We’re pleased to announce our first class of ThinkNW Marketing All-Stars. Chosen by the ThinkNW board and executive team, this program kicks off a tradition of recognizing the unique marketing talent that drives our industry and region forward.
We asked our honorees to share a bit about their work, lives and what the Pacific Northwest means to them.
Here’s what Aimee Johnson, CMO of Zillow, had to say.
How long have you been in your current role?
What do you value most in your work in this role, and what do you consider your biggest accomplishment in your current role?
I very much value the great people and culture to work with every day. The impact every person can have on a customer’s real estate journey/transaction.
Biggest accomplishment? Co-creating “Customer as our North Star” value. This concept is meant to help all employees strive to understand what the customer problems are that we are solving and solve them in a real and meaningful way.

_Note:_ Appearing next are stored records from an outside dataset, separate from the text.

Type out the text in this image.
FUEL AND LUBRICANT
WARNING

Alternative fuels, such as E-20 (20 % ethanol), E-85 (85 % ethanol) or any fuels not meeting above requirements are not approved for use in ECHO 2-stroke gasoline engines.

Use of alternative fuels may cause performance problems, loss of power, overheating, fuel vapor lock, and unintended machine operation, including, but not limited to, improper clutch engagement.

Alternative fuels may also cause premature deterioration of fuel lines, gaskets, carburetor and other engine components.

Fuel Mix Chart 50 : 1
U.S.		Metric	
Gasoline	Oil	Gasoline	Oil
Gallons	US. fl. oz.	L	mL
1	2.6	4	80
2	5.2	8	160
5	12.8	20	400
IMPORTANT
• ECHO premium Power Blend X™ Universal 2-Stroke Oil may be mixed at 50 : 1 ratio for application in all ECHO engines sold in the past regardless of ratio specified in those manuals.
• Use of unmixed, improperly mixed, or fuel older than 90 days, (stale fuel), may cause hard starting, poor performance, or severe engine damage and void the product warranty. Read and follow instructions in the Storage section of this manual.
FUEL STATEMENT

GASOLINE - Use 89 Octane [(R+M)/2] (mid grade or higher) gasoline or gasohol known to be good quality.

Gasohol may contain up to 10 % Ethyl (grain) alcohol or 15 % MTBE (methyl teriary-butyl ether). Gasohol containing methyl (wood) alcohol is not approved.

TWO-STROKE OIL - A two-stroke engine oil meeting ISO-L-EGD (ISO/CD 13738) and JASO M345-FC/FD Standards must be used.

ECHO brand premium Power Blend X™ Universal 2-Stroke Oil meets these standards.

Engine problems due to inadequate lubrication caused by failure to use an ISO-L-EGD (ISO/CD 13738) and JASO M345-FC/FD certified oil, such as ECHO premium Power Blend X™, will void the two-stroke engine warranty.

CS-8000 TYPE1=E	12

What do you like to do outside of your work?
I like to spend time with my family and friends and typically go on long weekend outings. I enjoy boating, road biking, and long walks that end with a trip to the ice cream store.
What impact does the Pacific Northwest have on your work?
First, the style of working here: I’m an innovative person at heart. I love solving meaty customer and business problems. What stands out to me here is how people lead with optimism, innovation and experimentation. The can-do mentality surrounding you in the PNW is freeing from the weight of more traditional thinking or the risk avoidance and baggage of older companies. That said, the “Seattle Nice” / passive-aggressive communication style is real and takes a while to get used to navigating.
Additionally, the access to the outdoors is pretty unparalleled—jump on a bike, head to the water, ski down a mountain. You can do any of these things and still have half your day left. I often go on a walk by the Sculpture Garden to free up my brain and get the creative juices flowing.
How would you characterize the Pacific Northwest marketing/creative community? In your mind, what makes it unique?
Compared to other major U.S. business hubs, Seattle is a small city for marketing and creativity. Seems like everyone is, at most, one degree of separation from each other. This can actually be very advantageous b/c you can literally pick up the phone and find someone who knows someone to help you think through ideas locally. To get a broader marketing view, I make sure I’m part of organizations like Marketing50, the ANA, the MMA, Marketers That Matter and Forbes CMOs.